Trump a gagné contre les médias. Quelles sont les racines de sa victoire ? Eric Le Ray, français installé au Canada, tour à tour imprimeur (diplômé de l’école Estienne), journaliste de presse écrite, de radio et de télévision puis éditeur répond avec brio à la question tout en élargissant son propos. Auteur d’ouvrages sur Marinori le fondateur de la presse moderne et sur la presse électronique il nous livre dans son dernier opus une réflexion stimulante sur l’évolution des médias… et sur notre propre pouvoir de citoyens.
Thierry Crouzet en 2011 dans son essai sur Le Cinquième pouvoir, Comment internet bouleverse la politique présente une définition (déjà avérée en 1965) de ce pouvoir : « ensemble des citoyens fédérés grâce aux nouvelles technologies de communication. Il contrebalance le quatrième pouvoir celui des médias et par extension du business ». Les citoyens deviennent acteurs de la corégulation des médias.

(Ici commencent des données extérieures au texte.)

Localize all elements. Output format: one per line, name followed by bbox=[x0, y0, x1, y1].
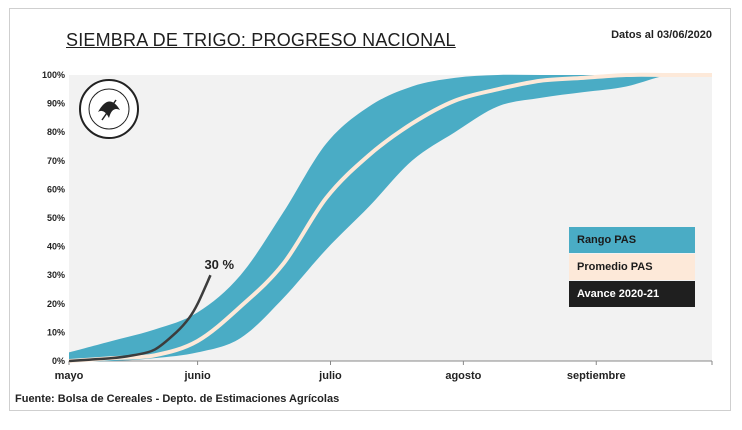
legend-item-avance-2020-21: Avance 2020-21 bbox=[569, 281, 695, 307]
x-tick-label: agosto bbox=[445, 370, 481, 382]
date-note: Datos al 03/06/2020 bbox=[611, 29, 712, 41]
y-tick-label: 90% bbox=[47, 99, 65, 109]
annotation-30-percent: 30 % bbox=[204, 257, 234, 272]
bolsa-de-cereales-logo bbox=[79, 79, 139, 139]
legend-item-promedio-pas: Promedio PAS bbox=[569, 254, 695, 280]
y-axis: 0% 10% 20% 30% 40% 50% 60% 70% 80% 90% 100% bbox=[42, 70, 65, 366]
x-tick-label: septiembre bbox=[567, 370, 626, 382]
y-tick-label: 50% bbox=[47, 213, 65, 223]
x-tick-label: junio bbox=[183, 370, 211, 382]
source-note: Fuente: Bolsa de Cereales - Depto. de Es… bbox=[15, 393, 340, 405]
y-tick-label: 70% bbox=[47, 156, 65, 166]
y-tick-label: 100% bbox=[42, 70, 65, 80]
y-tick-label: 60% bbox=[47, 184, 65, 194]
avance-2020-21-line bbox=[68, 274, 212, 363]
rango-pas-band bbox=[69, 74, 712, 362]
y-tick-label: 40% bbox=[47, 242, 65, 252]
x-tick-label: julio bbox=[318, 370, 342, 382]
x-tick-label: mayo bbox=[55, 370, 84, 382]
y-tick-label: 20% bbox=[47, 299, 65, 309]
chart-title: SIEMBRA DE TRIGO: PROGRESO NACIONAL bbox=[66, 30, 456, 50]
y-tick-label: 30% bbox=[47, 270, 65, 280]
x-axis: mayo junio julio agosto septiembre bbox=[55, 360, 713, 382]
promedio-pas-line bbox=[68, 72, 712, 363]
y-tick-label: 10% bbox=[47, 327, 65, 337]
legend-item-rango-pas: Rango PAS bbox=[569, 227, 695, 253]
y-tick-label: 0% bbox=[52, 356, 65, 366]
y-tick-label: 80% bbox=[47, 127, 65, 137]
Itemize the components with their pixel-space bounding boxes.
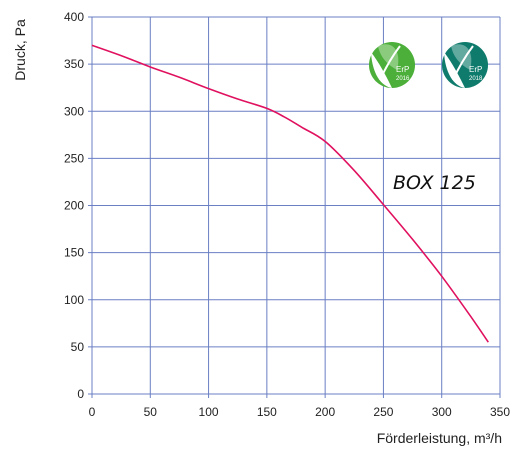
y-axis-title: Druck, Pa <box>12 19 28 81</box>
leaf-icon <box>378 44 399 70</box>
x-tick-label: 0 <box>89 405 96 419</box>
y-tick-label: 250 <box>64 151 84 165</box>
y-tick-label: 50 <box>71 340 85 354</box>
erp-2018-text: ErP <box>469 65 482 74</box>
x-tick-label: 200 <box>315 405 335 419</box>
y-tick-label: 300 <box>64 104 84 118</box>
grid <box>91 16 501 395</box>
leaf-stem <box>452 45 474 81</box>
series-line-box-125 <box>91 44 489 343</box>
y-tick-label: 400 <box>64 10 84 24</box>
y-tick-label: 100 <box>64 293 84 307</box>
erp-2018-badge: ErP 2018 <box>442 42 488 88</box>
erp-2016-year: 2016 <box>396 76 410 82</box>
x-axis-title: Förderleistung, m³/h <box>377 430 502 446</box>
leaf-icon <box>451 44 472 70</box>
erp-2018-year: 2018 <box>469 76 483 82</box>
y-tick-label: 350 <box>64 57 84 71</box>
y-axis-ticks: 0 50 100 150 200 250 300 350 400 <box>64 10 92 401</box>
series-layer <box>91 44 489 343</box>
y-tick-label: 200 <box>64 199 84 213</box>
erp-2016-text: ErP <box>396 65 409 74</box>
x-tick-label: 150 <box>257 405 277 419</box>
series-label-box-125: BOX 125 <box>393 172 476 194</box>
y-tick-label: 150 <box>64 246 84 260</box>
x-tick-label: 50 <box>144 405 158 419</box>
x-tick-label: 350 <box>490 405 510 419</box>
leaf-icon <box>444 52 465 88</box>
x-axis-ticks: 0 50 100 150 200 250 300 350 <box>89 394 510 419</box>
y-tick-label: 0 <box>77 387 84 401</box>
leaf-stem <box>379 45 401 81</box>
x-tick-label: 300 <box>432 405 452 419</box>
leaf-icon <box>371 52 392 88</box>
erp-2016-badge: ErP 2016 <box>369 42 415 88</box>
x-tick-label: 100 <box>199 405 219 419</box>
x-tick-label: 250 <box>373 405 393 419</box>
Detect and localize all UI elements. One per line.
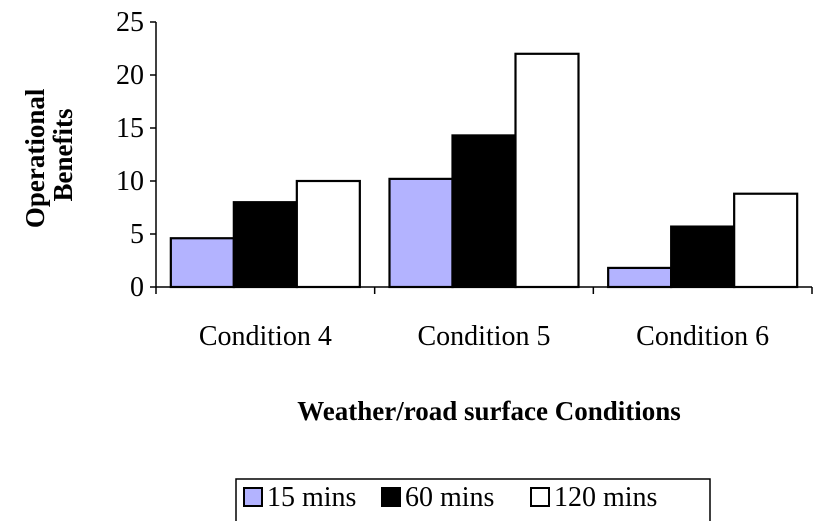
legend-label: 60 mins <box>405 482 494 513</box>
bar <box>169 237 235 289</box>
y-tick-label: 15 <box>116 113 144 144</box>
bar <box>607 266 673 289</box>
bar <box>295 179 361 289</box>
legend: 15 mins 60 mins 120 mins <box>235 478 711 521</box>
y-axis-title: Operational Benefits <box>20 82 78 228</box>
x-tick-label: Condition 5 <box>417 321 550 352</box>
bar <box>670 225 736 289</box>
legend-box <box>235 478 711 521</box>
bar <box>232 201 298 289</box>
y-axis: 0 5 10 15 20 25 <box>116 7 157 303</box>
y-tick-label: 25 <box>116 7 144 38</box>
x-axis-title: Weather/road surface Conditions <box>297 396 681 426</box>
legend-swatch <box>381 487 401 507</box>
y-axis-title-line-1: Operational <box>20 88 50 228</box>
legend-swatch <box>530 487 550 507</box>
y-tick-label: 0 <box>130 272 144 303</box>
bar <box>514 52 580 289</box>
y-axis-title-line-2: Benefits <box>48 109 78 202</box>
x-axis: Condition 4 Condition 5 Condition 6 <box>155 286 813 352</box>
legend-swatch <box>243 487 263 507</box>
y-tick-label: 20 <box>116 60 144 91</box>
legend-label: 120 mins <box>554 482 657 513</box>
bar <box>733 192 799 289</box>
bar <box>451 134 517 289</box>
bar <box>388 177 454 289</box>
x-tick-label: Condition 6 <box>636 321 769 352</box>
y-tick-label: 10 <box>116 166 144 197</box>
bars <box>169 52 799 289</box>
x-tick-label: Condition 4 <box>199 321 332 352</box>
y-tick-label: 5 <box>130 219 144 250</box>
legend-label: 15 mins <box>267 482 356 513</box>
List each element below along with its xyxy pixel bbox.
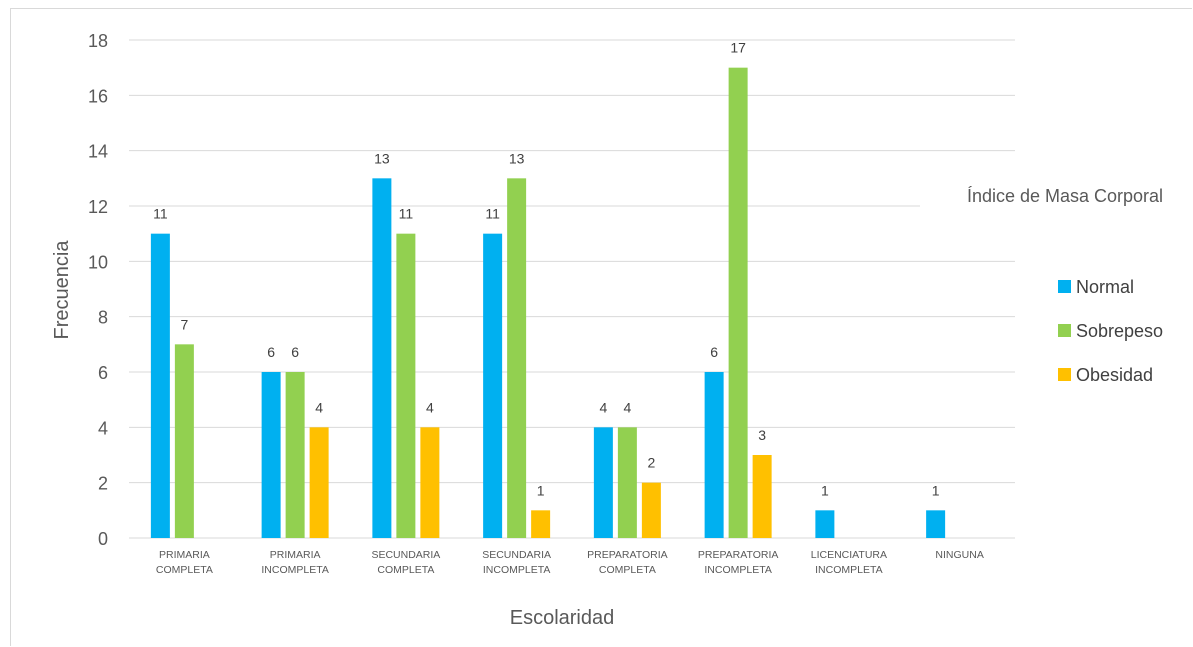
bar-normal [483, 233, 503, 538]
bar-sobrepeso [728, 67, 748, 539]
x-tick-label: PRIMARIA [159, 549, 210, 561]
data-label: 6 [291, 344, 299, 360]
bar-obesidad [752, 455, 772, 538]
y-axis-label: Frecuencia [51, 240, 73, 340]
y-tick-label: 4 [98, 418, 108, 438]
y-tick-label: 8 [98, 308, 108, 328]
data-label: 1 [537, 482, 545, 498]
legend: Normal Sobrepeso Obesidad [1058, 277, 1163, 385]
bar-normal [704, 372, 724, 538]
x-tick-label: COMPLETA [599, 564, 656, 576]
legend-title: Índice de Masa Corporal [967, 186, 1163, 206]
x-tick-label: LICENCIATURA [811, 549, 887, 561]
y-tick-label: 14 [88, 142, 108, 162]
bar-obesidad [420, 427, 440, 538]
data-label: 13 [374, 150, 390, 166]
x-tick-label: COMPLETA [377, 564, 434, 576]
bar-normal [261, 372, 281, 538]
x-axis-label: Escolaridad [510, 607, 615, 629]
x-tick-label: INCOMPLETA [483, 564, 550, 576]
data-label: 11 [399, 206, 414, 222]
y-axis-ticks: 0 2 4 6 8 10 12 14 16 18 [88, 31, 108, 549]
bar-sobrepeso [507, 178, 527, 539]
x-tick-label: INCOMPLETA [261, 564, 328, 576]
bar-normal [593, 427, 613, 538]
x-tick-label: SECUNDARIA [371, 549, 440, 561]
y-tick-label: 6 [98, 363, 108, 383]
data-label: 7 [180, 316, 188, 332]
data-label: 6 [267, 344, 275, 360]
bar-sobrepeso [617, 427, 637, 538]
x-tick-label: PREPARATORIA [587, 549, 668, 561]
x-tick-label: NINGUNA [935, 549, 983, 561]
legend-label-sobrepeso: Sobrepeso [1076, 321, 1163, 341]
legend-label-obesidad: Obesidad [1076, 365, 1153, 385]
data-label: 2 [647, 455, 655, 471]
gridlines [129, 39, 1190, 539]
data-label: 6 [710, 344, 718, 360]
data-label: 13 [509, 150, 525, 166]
bar-sobrepeso [174, 344, 194, 538]
y-tick-label: 10 [88, 252, 108, 272]
y-tick-label: 16 [88, 86, 108, 106]
bar-sobrepeso [285, 372, 305, 538]
data-label: 3 [758, 427, 766, 443]
legend-swatch-normal [1058, 280, 1071, 293]
y-tick-label: 2 [98, 474, 108, 494]
y-tick-label: 12 [88, 197, 108, 217]
data-label: 11 [485, 206, 500, 222]
bar-obesidad [309, 427, 329, 538]
legend-label-normal: Normal [1076, 277, 1134, 297]
data-label: 4 [426, 399, 434, 415]
data-label: 4 [315, 399, 323, 415]
data-label: 11 [153, 206, 168, 222]
bar-obesidad [641, 482, 661, 538]
bar-normal [372, 178, 392, 539]
data-label: 1 [932, 482, 940, 498]
bar-normal [815, 510, 835, 538]
data-label: 4 [599, 399, 607, 415]
x-tick-label: SECUNDARIA [482, 549, 551, 561]
data-label: 1 [821, 482, 829, 498]
y-tick-label: 18 [88, 31, 108, 51]
data-label: 17 [730, 40, 746, 56]
bar-sobrepeso [396, 233, 416, 538]
bar-normal [150, 233, 170, 538]
legend-swatch-sobrepeso [1058, 324, 1071, 337]
x-tick-label: COMPLETA [156, 564, 213, 576]
x-tick-label: INCOMPLETA [815, 564, 882, 576]
bars [150, 67, 946, 539]
x-axis-ticks: PRIMARIA COMPLETA PRIMARIA INCOMPLETA SECUND… [156, 549, 984, 576]
chart-frame [10, 8, 1192, 646]
x-tick-label: INCOMPLETA [704, 564, 771, 576]
x-tick-label: PREPARATORIA [698, 549, 779, 561]
data-label: 4 [623, 399, 631, 415]
y-tick-label: 0 [98, 529, 108, 549]
legend-title-backdrop [920, 180, 1190, 214]
bar-normal [926, 510, 946, 538]
bar-obesidad [531, 510, 551, 538]
x-tick-label: PRIMARIA [270, 549, 321, 561]
legend-swatch-obesidad [1058, 368, 1071, 381]
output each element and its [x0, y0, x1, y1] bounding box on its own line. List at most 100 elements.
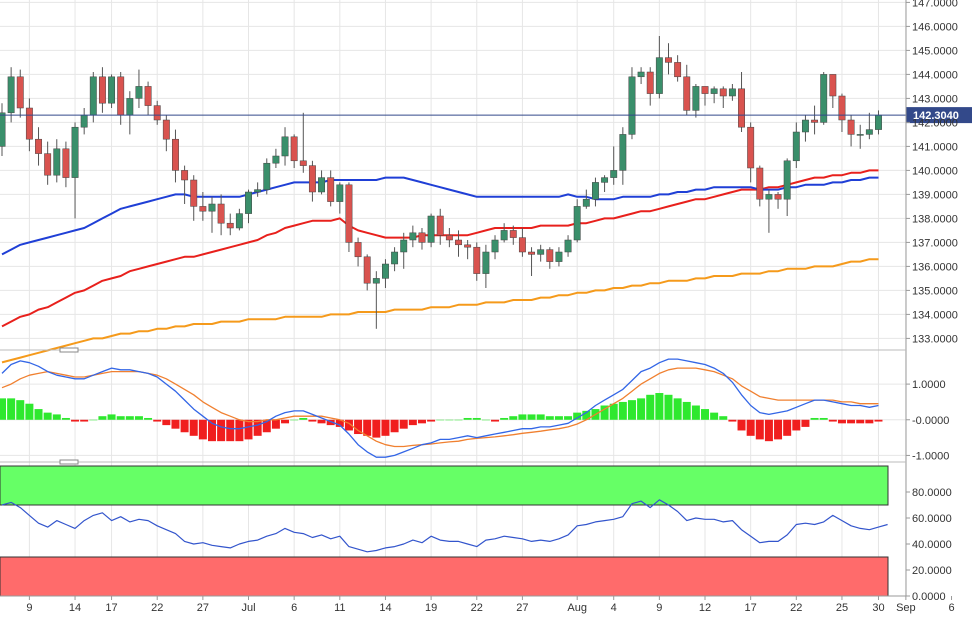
macd-histogram-bar: [153, 419, 162, 422]
candle-body: [80, 114, 88, 128]
candle-body: [308, 165, 316, 193]
macd-histogram-bar: [34, 409, 43, 420]
candle-body: [263, 162, 271, 190]
macd-histogram-bar: [98, 416, 107, 420]
candle-body: [774, 194, 782, 200]
macd-histogram-bar: [107, 414, 116, 420]
candle-body: [491, 239, 499, 253]
macd-histogram-bar: [655, 393, 664, 420]
candle-body: [226, 222, 234, 229]
candle-body: [875, 114, 882, 130]
candle-body: [98, 76, 106, 104]
candle-body: [7, 76, 15, 114]
macd-histogram-bar: [354, 419, 363, 435]
macd-histogram-bar: [865, 419, 874, 424]
macd-histogram-bar: [737, 419, 746, 431]
x-tick-label: 9: [26, 602, 32, 614]
y-tick-label: 147.0000: [912, 0, 958, 9]
candle-body: [738, 88, 745, 128]
candle-body: [518, 237, 526, 253]
x-tick-label: 22: [790, 602, 802, 614]
candle-body: [254, 189, 262, 193]
candle-body: [382, 263, 389, 279]
candle-body: [865, 129, 873, 135]
candle-body: [71, 126, 79, 178]
x-tick-label: 27: [516, 602, 528, 614]
macd-histogram-bar: [80, 419, 89, 422]
rsi-y-tick-label: 20.0000: [912, 565, 952, 577]
macd-histogram-bar: [746, 419, 755, 436]
macd-histogram-bar: [691, 405, 700, 420]
candle-body: [792, 131, 800, 162]
candle-body: [427, 215, 435, 243]
macd-histogram-bar: [7, 398, 16, 420]
macd-histogram-bar: [491, 419, 500, 422]
macd-histogram-bar: [363, 419, 372, 436]
panel-dividers[interactable]: [0, 347, 906, 465]
candle-body: [509, 230, 517, 238]
macd-histogram-bar: [125, 416, 134, 420]
x-tick-label: 6: [948, 602, 954, 614]
candle-body: [400, 239, 408, 253]
x-tick-label: 9: [656, 602, 662, 614]
candle-body: [153, 105, 161, 121]
candle-body: [372, 278, 380, 284]
candle-body: [62, 148, 70, 178]
x-tick-label: 27: [197, 602, 209, 614]
candle-body: [820, 74, 828, 123]
candle-body: [801, 119, 809, 133]
ma-red-line: [1, 169, 879, 328]
macd-histogram-bar: [554, 416, 563, 420]
candle-body: [272, 155, 280, 164]
x-tick-label: 14: [69, 602, 81, 614]
candle-body: [747, 126, 755, 169]
candle-body: [299, 160, 307, 166]
ma-blue-line: [1, 176, 879, 256]
candle-body: [674, 62, 682, 78]
rsi-y-tick-label: 0.0000: [912, 591, 946, 603]
candle-body: [89, 76, 97, 116]
macd-histogram-bar: [664, 394, 673, 420]
candlesticks: [0, 36, 882, 329]
x-tick-label: Sep: [896, 602, 916, 614]
y-tick-label: 134.0000: [912, 309, 958, 321]
macd-histogram-bar: [326, 419, 335, 426]
candle-body: [108, 76, 116, 104]
macd-histogram-bar: [189, 419, 198, 436]
x-tick-label: 22: [471, 602, 483, 614]
macd-histogram-bar: [573, 412, 582, 420]
candle-body: [117, 76, 125, 116]
macd-histogram-bar: [445, 419, 454, 421]
x-tick-label: 11: [334, 602, 345, 614]
y-tick-label: 138.0000: [912, 213, 958, 225]
macd-histogram-bar: [52, 414, 61, 420]
macd-histogram-bar: [262, 419, 271, 433]
panel-resize-handle[interactable]: [59, 347, 79, 353]
macd-histogram-bar: [600, 405, 609, 420]
macd-histogram-bar: [134, 416, 143, 420]
macd-histogram-bar: [500, 417, 509, 420]
macd-histogram-bar: [271, 419, 280, 429]
candle-body: [601, 177, 609, 183]
candle-body: [847, 119, 855, 135]
rsi-y-tick-label: 80.0000: [912, 487, 952, 499]
macd-y-tick-label: -1.0000: [912, 450, 949, 462]
x-tick-label: 14: [379, 602, 391, 614]
candle-body: [172, 138, 179, 171]
panel-resize-handle[interactable]: [59, 459, 79, 465]
macd-histogram-bar: [710, 412, 719, 420]
candle-body: [345, 184, 353, 243]
macd-histogram-bar: [518, 414, 527, 420]
candle-body: [692, 86, 700, 111]
x-tick-label: 22: [151, 602, 163, 614]
macd-panel: [0, 358, 883, 458]
candle-body: [582, 198, 590, 207]
macd-histogram-bar: [481, 419, 490, 421]
y-tick-label: 135.0000: [912, 285, 958, 297]
y-tick-label: 137.0000: [912, 237, 958, 249]
macd-histogram-bar: [344, 419, 353, 431]
macd-histogram-bar: [399, 419, 408, 429]
macd-histogram-bar: [582, 410, 591, 420]
oversold-zone: [0, 556, 889, 597]
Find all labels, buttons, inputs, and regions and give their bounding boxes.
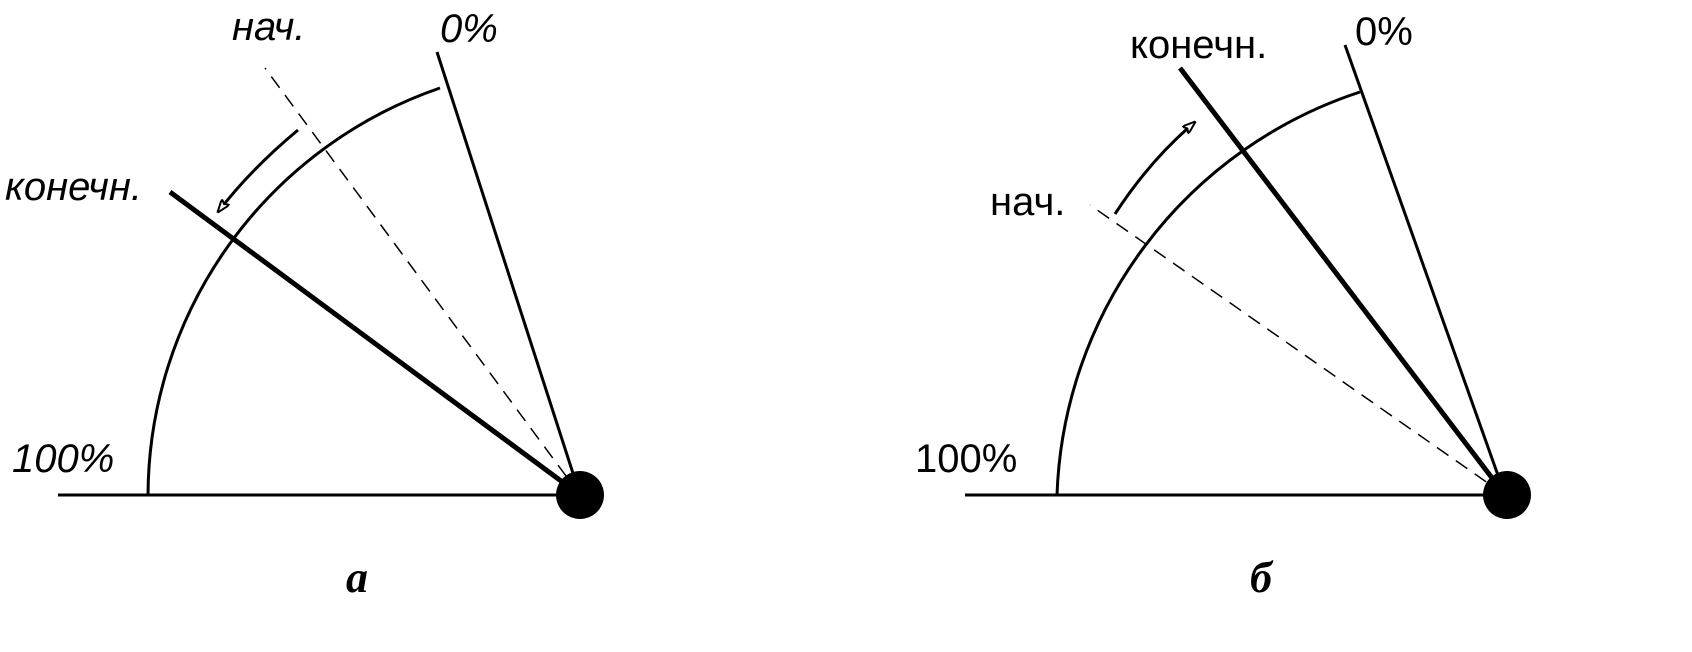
diagram-a: нач. 0% конечн. 100% а — [5, 5, 604, 602]
label-full: 100% — [12, 437, 114, 481]
label-full: 100% — [915, 437, 1017, 481]
caption-a: а — [346, 553, 368, 602]
direction-arrow-icon — [1113, 122, 1195, 215]
end-line — [168, 189, 582, 498]
scale-arc — [146, 86, 441, 496]
diagram-b: конечн. 0% нач. 100% б — [915, 10, 1531, 602]
label-zero: 0% — [440, 7, 498, 51]
zero-line — [435, 51, 582, 496]
zero-line — [1343, 44, 1507, 496]
direction-arrow-icon — [218, 128, 299, 212]
start-line-dashed — [264, 67, 581, 496]
end-line — [1178, 66, 1507, 497]
label-end: конечн. — [1130, 23, 1267, 67]
pivot — [1483, 471, 1531, 519]
label-start: нач. — [990, 180, 1065, 224]
label-start: нач. — [232, 5, 305, 49]
start-line-dashed — [1089, 204, 1506, 496]
pivot — [556, 471, 604, 519]
caption-b: б — [1250, 553, 1274, 602]
label-zero: 0% — [1355, 10, 1413, 54]
scale-arc — [1055, 90, 1361, 496]
label-end: конечн. — [5, 165, 142, 209]
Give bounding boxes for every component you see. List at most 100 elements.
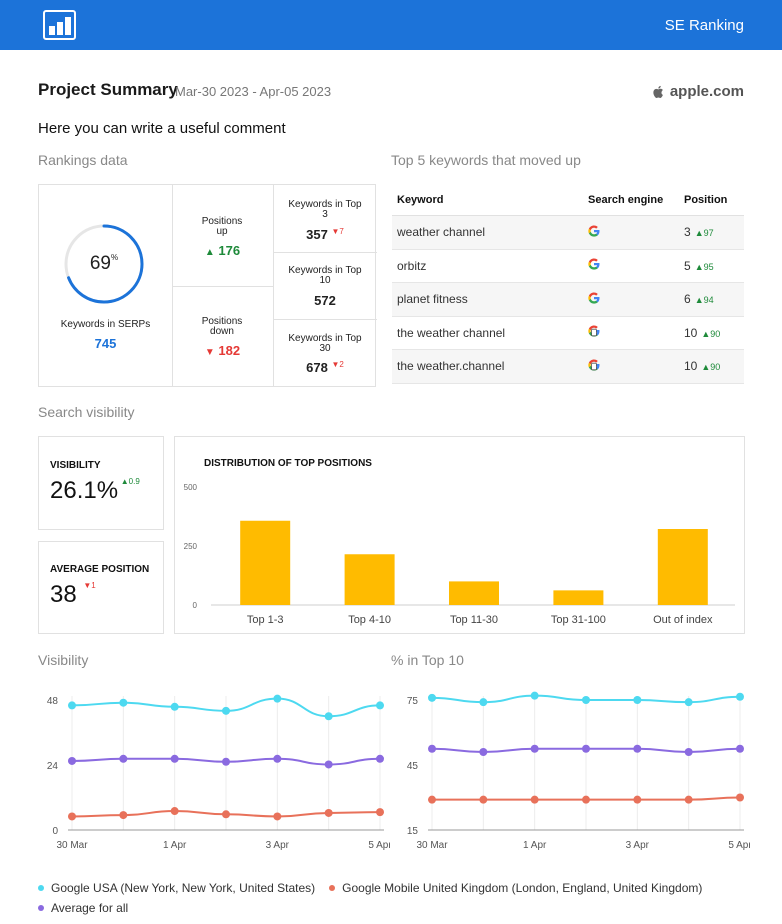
- position-change: ▲95: [694, 261, 714, 272]
- table-row: planet fitness 6 ▲94: [392, 283, 744, 317]
- data-point: [376, 701, 384, 710]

Le journaliste pris entre deux feux
Snowden, Assange et d’autres ont révélé l’ampleur des atteintes aux libertés individuelles de la NSA, de la CIA ou de la Sureté du Québec. La liberté du journaliste est dangereusement réduite de ce côté et le secret des sources – quelle que soit la législation votée – devient un leurre. Au moment même où le journaliste voit ainsi sa liberté d’action entravée, il est victime (à bon droit ?) d’un autre côté de la méfiance de ses lecteurs, engendrant un effet de ciseaux. Aucun système d’ombudsman, de médiateur, d’autorégulation ou de régulation administrative des médias n’a réellement fonctionné au moment où l’élection de Trump a cristallisé le rejet de la « médiasphère oligarchique organisée » (Aristide Leucate).
Le journal sans journalistes
Si internet bouscule les habitudes le journalisme lui-même ne va pas mourir pour autant mais il est possible maintenant de créer un journal sans journalistes. Au-delà du statut professionnel le citoyen devient un médiateur d’information au même titre que le journaliste de métier dont la seule sauvegarde est une éthique irréprochable. Autant dire que le danger est grand pour le journaliste professionnel comme le révèle la dernière enquête de La Croix sur la confiance dans les médias et les journalistes publiée début 2017.
À la reconquête du pouvoir démocratique
Le parti des médias a reçu une première claque lors du vote du Brexit, la deuxième a été encore plus sévère avec l’élection de Trump. L’utilisation massive des réseaux sociaux a permis à Trump un contact direct avec le peuple américain, shuntant les médias traditionnels qui lui étaient hostiles à plus de 90%.
Si Mac Luhan affirmait « Medium is the message », Le Ray renverse la proposition « People is the message » mais si les gens sont le message ils en deviennent en même temps le sens. Ils sont devenus le média et construisent une partie grandissante de la réalité sociale. Après une période de « copiage » des médias traditionnels les réseaux sociaux s’autonomisent, « ils deviennent une source à part entière d’information ».
Les informaticiens ont remplacé les typographes avec le passage de la galaxie Gutenberg à la galaxie Steve Jobs. Les nouveaux journalistes citoyens de la civilisation du numérique vont ils remplacer les journalistes professionnels ? Et ajouterons nous quelles seront leurs limites au moment où Google et Facebook prétendent filtrer l’information pour éviter les « fausses nouvelles » remplaçant la censure des financiers et l’auto-censure d’une partie des journalistes et des rédactions par une censure numérique infiniment plus efficace ? Le petit livre d’Eric Le Ray ouvre de nombre pistes, une lecture stimulante et indispensable pour quiconque s’intéresse à l’avenir des médias.
Eric Le Ray, Le Journal sans journalistes ou le cinquième pouvoir des gens ordinaires, 2016, 115p, 28€ ou 24€, le livre est disponible dans les Fnac ou téléchargeable sur tablette de lecture (20€).